Stool Sculpture is a piece of the true cross: a precious relic of Wendell Castle’s first artistic breakthrough. No object that he made in the course of his seven-decade career, indeed, no work made in the whole postwar American craft movement, is more historically significant.


To set the scene: the year was 1959, and Castle was still at the University of Kansas, studying sculpture. He’d been making furniture in his studio for his own use, which drew the ire of one of his instructors – this was meant to be a sculpture program, after all. Castle was enough of a contrarian that he got to wondering: What if I did both furniture and sculpture, and at the same time? Stool Sculpture was the result. Though it is an entirely successful abstract composition, you can also imagine perching on it, hooking your heels over the footrest.


Made of salvaged gunstock blanks from a local armory and originally inlaid with ivory (since replaced with a substitute material), Stool Sculpture is a delicate and refined object. Yet what power it holds: even in its title, it captures the collision of two categories that, at the time, were held rigidly separate. And what happens when two things collide, approaching one another across a distance? Everything ends up in a new, more complicated, more exciting configuration. As Castle put it many years later, “This was [when] those hybrid things didn't exist like they do now. They’re all over the place.”1 This is exactly right: Stool Sculpture instantly positioned Castle within a small avant garde of artists, whose experiments would thoroughly reshape the possibilities for craft mediums. (Among them was Peter Voulkos, whose own breakthrough works were unfolding exactly at the same moment out in California.) 
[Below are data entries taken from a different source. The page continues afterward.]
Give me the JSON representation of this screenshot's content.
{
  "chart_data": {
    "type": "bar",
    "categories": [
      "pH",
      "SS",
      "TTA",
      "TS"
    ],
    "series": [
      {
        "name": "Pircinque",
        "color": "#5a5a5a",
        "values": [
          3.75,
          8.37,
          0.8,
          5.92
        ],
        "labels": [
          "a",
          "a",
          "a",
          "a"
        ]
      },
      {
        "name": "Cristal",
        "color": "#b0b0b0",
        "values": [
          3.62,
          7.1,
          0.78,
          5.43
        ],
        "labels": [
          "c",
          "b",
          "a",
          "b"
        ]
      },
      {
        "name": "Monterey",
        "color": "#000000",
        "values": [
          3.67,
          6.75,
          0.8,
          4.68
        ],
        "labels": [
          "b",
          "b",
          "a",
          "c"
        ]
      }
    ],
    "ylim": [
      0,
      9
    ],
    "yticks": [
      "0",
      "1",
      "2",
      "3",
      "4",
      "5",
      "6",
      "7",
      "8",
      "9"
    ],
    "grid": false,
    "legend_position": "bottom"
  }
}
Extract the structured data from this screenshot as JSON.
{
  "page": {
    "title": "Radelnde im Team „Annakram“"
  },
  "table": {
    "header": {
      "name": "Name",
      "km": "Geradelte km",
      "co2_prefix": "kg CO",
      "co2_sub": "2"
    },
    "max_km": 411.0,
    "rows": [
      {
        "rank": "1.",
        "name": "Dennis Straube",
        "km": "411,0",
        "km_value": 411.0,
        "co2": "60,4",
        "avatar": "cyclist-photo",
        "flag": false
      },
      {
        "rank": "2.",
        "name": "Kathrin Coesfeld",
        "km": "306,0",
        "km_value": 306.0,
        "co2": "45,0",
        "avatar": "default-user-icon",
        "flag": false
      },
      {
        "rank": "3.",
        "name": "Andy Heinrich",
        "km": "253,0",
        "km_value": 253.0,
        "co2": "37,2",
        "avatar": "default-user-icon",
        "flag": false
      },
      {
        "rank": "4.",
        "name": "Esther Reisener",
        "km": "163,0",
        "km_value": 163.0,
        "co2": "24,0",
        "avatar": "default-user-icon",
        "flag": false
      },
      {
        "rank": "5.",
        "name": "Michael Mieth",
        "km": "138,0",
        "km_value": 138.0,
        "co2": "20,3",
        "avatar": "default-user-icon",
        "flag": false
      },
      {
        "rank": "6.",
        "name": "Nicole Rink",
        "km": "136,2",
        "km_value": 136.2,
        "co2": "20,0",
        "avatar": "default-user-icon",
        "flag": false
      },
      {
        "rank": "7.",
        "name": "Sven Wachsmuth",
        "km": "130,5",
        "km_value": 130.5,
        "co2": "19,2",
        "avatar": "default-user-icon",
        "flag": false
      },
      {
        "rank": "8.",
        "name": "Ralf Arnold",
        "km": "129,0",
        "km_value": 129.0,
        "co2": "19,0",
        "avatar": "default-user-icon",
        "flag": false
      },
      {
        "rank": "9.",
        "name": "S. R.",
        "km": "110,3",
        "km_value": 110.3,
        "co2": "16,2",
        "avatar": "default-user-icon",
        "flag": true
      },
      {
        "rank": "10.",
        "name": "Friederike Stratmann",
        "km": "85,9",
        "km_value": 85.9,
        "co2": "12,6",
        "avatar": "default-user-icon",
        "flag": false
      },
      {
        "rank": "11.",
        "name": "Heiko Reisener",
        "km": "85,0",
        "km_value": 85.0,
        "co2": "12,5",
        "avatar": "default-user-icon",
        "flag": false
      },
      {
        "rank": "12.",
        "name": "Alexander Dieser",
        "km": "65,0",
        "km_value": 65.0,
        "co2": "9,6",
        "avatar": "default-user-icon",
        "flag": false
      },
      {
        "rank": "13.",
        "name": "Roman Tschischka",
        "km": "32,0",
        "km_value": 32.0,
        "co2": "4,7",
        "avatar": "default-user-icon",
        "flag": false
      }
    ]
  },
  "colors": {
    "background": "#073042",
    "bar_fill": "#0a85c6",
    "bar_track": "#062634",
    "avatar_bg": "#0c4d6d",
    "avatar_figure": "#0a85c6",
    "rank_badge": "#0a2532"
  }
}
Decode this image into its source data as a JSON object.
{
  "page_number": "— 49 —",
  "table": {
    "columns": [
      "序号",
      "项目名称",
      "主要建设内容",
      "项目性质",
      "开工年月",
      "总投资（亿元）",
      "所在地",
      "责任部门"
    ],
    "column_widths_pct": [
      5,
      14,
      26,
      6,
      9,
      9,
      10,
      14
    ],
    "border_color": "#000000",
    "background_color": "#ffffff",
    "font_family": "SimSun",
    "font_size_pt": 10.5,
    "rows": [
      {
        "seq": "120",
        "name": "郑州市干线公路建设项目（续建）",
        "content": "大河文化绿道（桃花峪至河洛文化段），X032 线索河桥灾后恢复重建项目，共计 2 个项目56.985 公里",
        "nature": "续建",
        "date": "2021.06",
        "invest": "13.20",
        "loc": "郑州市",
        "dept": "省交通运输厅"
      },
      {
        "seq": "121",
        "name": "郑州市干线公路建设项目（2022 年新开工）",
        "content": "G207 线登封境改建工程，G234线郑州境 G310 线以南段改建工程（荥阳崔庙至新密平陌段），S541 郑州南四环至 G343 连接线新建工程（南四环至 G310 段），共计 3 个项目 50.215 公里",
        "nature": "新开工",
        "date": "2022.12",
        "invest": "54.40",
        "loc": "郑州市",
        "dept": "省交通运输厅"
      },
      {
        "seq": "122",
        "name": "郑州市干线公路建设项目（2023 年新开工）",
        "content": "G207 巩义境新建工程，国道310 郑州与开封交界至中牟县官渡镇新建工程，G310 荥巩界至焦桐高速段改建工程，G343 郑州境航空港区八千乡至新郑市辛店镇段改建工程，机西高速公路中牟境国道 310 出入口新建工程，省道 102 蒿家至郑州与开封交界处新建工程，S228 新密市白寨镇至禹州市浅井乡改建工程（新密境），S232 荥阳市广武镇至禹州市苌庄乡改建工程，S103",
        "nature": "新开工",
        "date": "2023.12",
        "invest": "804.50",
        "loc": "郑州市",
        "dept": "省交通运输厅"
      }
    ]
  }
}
So novel was Castle’s innovation that it took him some time to grasp its implications. Stool Sculpture itself had a positive reception across disciplines: it immediately won a prize at a Kansas “Designer-Craftsman” annual show, and in 1960, was juried into an art exhibition at the Nelson-Atkins Museum. Castle did follow up with related works, too, notably the similarly proportioned Scribe’s Stool (1961-62). But it was not until he began using stack lamination – allowing him to work subtractively, a totally different process – that he would fully realize the sculptural possibilities he had unleashed. He would ultimately follow those prospects farther, and longer, than even he could have possibly dreamt. But it all started here.


[1] Oral history interview with Wendell Castle, June 3 and December 12, 1981. Archives of American Art, Smithsonian Institution.